10702 10701 runc exec xyxy12 /bin/top -b
10708 10704 runc init
10710 10709 /bin/top -b
We can use runc ps
, which will the processes running in a container, and the PIDs listed are in the runtime namespaces, which is what we want. (One interesting difference is execsnoop
say the parent of 10710 is 10709, but runc ps
says it is 10702, which is the runc exec command, seems makes more sense.)
$ sudo runc ps xyxy12
UID PID PPID C STIME TTY TIME CMD
root 10123 10114 0 16:29 pts/0 00:00:00 sh
root 10710 10702 0 16:38 pts/1 00:00:00 /bin/top -b
Unfortunately, the runc ps
does not fully support the -o pid,pidns
option. So we'll again use the cinf
to find out the namespaces of the new running process (top -b
)
$ sudo cinf -pid 10710
NAMESPACE TYPE
4026532569 mnt
4026532570 uts
4026532571 ipc
4026532572 pid
4026532574 net
4026531837 user
We can see that no new namespaces were created. The /bin/top -b
command joined the namespaces of "init" process - the first process we run in the container.
Let's list again the processes inside of the PID namespaces 4026532572
. Now, there are two: 10123 and 10710.
$ sudo cinf -namespace 4026532572
PID PPID NAME CMD CGROUPS
10123 10114 sh sh 14:name=dsystemd:/
13:name=systemd:/user/1000.user/c2.session/xyxy12
12:pids:/xyxy12
11:hugetlb:/user/1000.user/c2.session/xyxy12
10:net_prio:/user/1000.user/c2.session/xyxy12
9:perf_event:/user/1000.user/c2.session/xyxy12
8:net_cls:/user/1000.user/c2.session/xyxy12
7:freezer:/user/1000.user/c2.session/xyxy12
6:devices:/user/1000.user/c2.session/xyxy12
5:memory:/user/1000.user/c2.session/xyxy12
4:blkio:/user/1000.user/c2.session/xyxy12
3:cpuacct:/user/1000.user/c2.session/xyxy12
2:cpu:/user/1000.user/c2.session/xyxy12
1:cpuset:/xyxy12
10710 10702 top /bin/top -b 14:name=dsystemd:/
13:name=systemd:/user/1000.user/c2.session/xyxy12
12:pids:/xyxy12
11:hugetlb:/user/1000.user/c2.session/xyxy12
10:net_prio:/user/1000.user/c2.session/xyxy12
9:perf_event:/user/1000.user/c2.session/xyxy12
8:net_cls:/user/1000.user/c2.session/xyxy12
7:freezer:/user/1000.user/c2.session/xyxy12
6:devices:/user/1000.user/c2.session/xyxy12
5:memory:/user/1000.user/c2.session/xyxy12
4:blkio:/user/1000.user/c2.session/xyxy12
3:cpuacct:/user/1000.user/c2.session/xyxy12
2:cpu:/user/1000.user/c2.session/xyxy12
1:cpuset:/xyxy12
If we run ps
inside of the container, we'll also see those processes (plus the ps
itself). Their Pids are 1 and 9, instead of 10123 and 10710. Again, its PID namespaces in play here.
/ # ps -ef
PID USER TIME COMMAND
1 root 0:00 sh
9 root 0:00 /bin/top -b
18 root 0:00 ps -ef
Now we know that docker/runc exec
actually starts the new process inside of the namespaces the container already created.
Summary
When running a container, new namespaces are created and the init
process is started within these namespaces. When running a new process in a container, it will join the namespaces that were created when the container was initiated.

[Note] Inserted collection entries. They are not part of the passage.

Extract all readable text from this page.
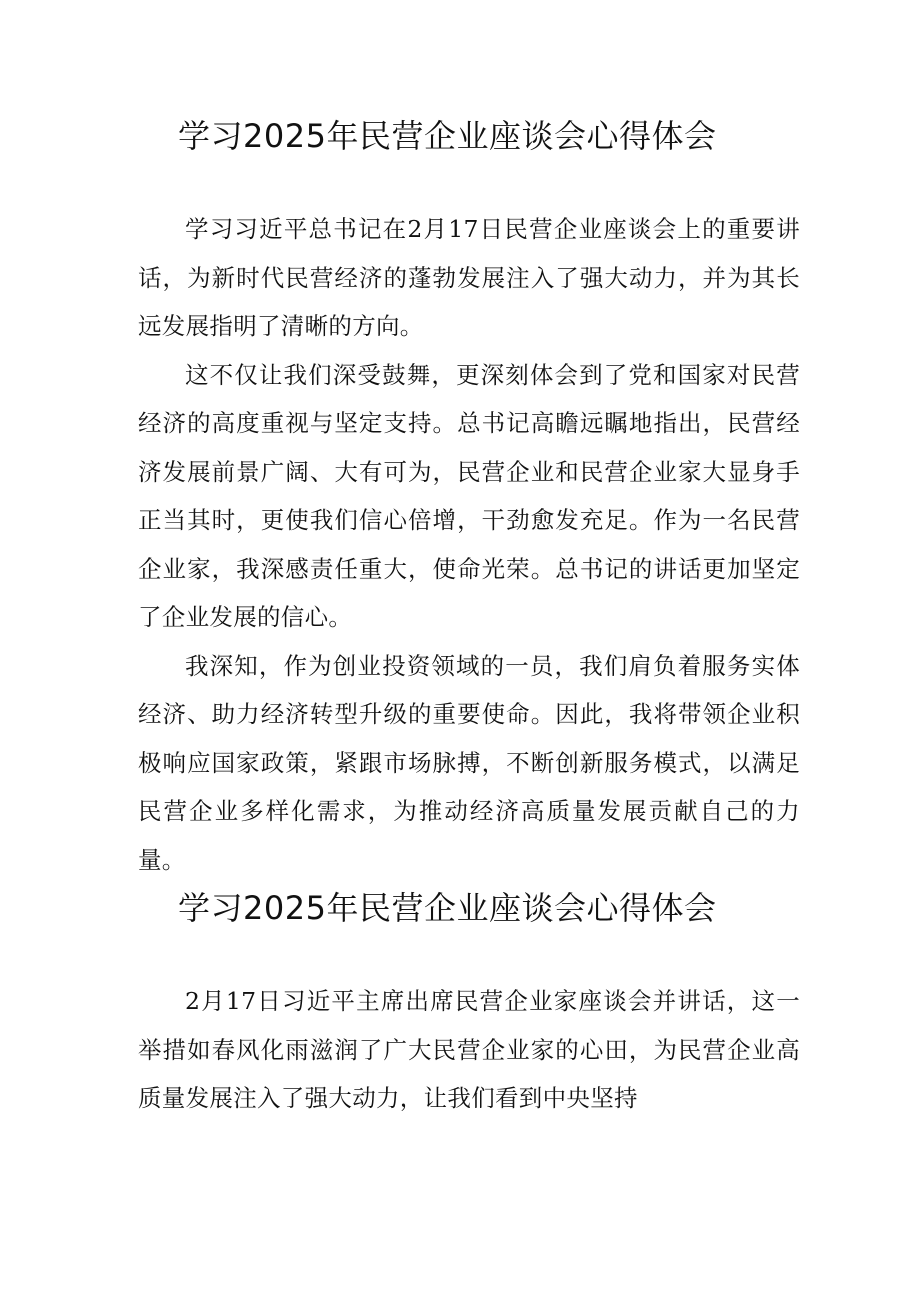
学习2025年民营企业座谈会心得体会

学习习近平总书记在2月17日民营企业座谈会上的重要讲话，为新时代民营经济的蓬勃发展注入了强大动力，并为其长远发展指明了清晰的方向。

这不仅让我们深受鼓舞，更深刻体会到了党和国家对民营经济的高度重视与坚定支持。总书记高瞻远瞩地指出，民营经济发展前景广阔、大有可为，民营企业和民营企业家大显身手正当其时，更使我们信心倍增，干劲愈发充足。作为一名民营企业家，我深感责任重大，使命光荣。总书记的讲话更加坚定了企业发展的信心。

我深知，作为创业投资领域的一员，我们肩负着服务实体经济、助力经济转型升级的重要使命。因此，我将带领企业积极响应国家政策，紧跟市场脉搏，不断创新服务模式，以满足民营企业多样化需求，为推动经济高质量发展贡献自己的力量。

学习2025年民营企业座谈会心得体会

2月17日习近平主席出席民营企业家座谈会并讲话，这一举措如春风化雨滋润了广大民营企业家的心田，为民营企业高质量发展注入了强大动力，让我们看到中央坚持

In the "normal" case, the container creates its own namespaces. However, you can also specify a path for the container or processes to run in, instead of letting the container create its own namespaces.
Now you understand exactly how PID namespaces are used in a container. If you can take an extra step to figure out what the mount namespaces are and how they are used in a container, then you will understand the core of application containerization.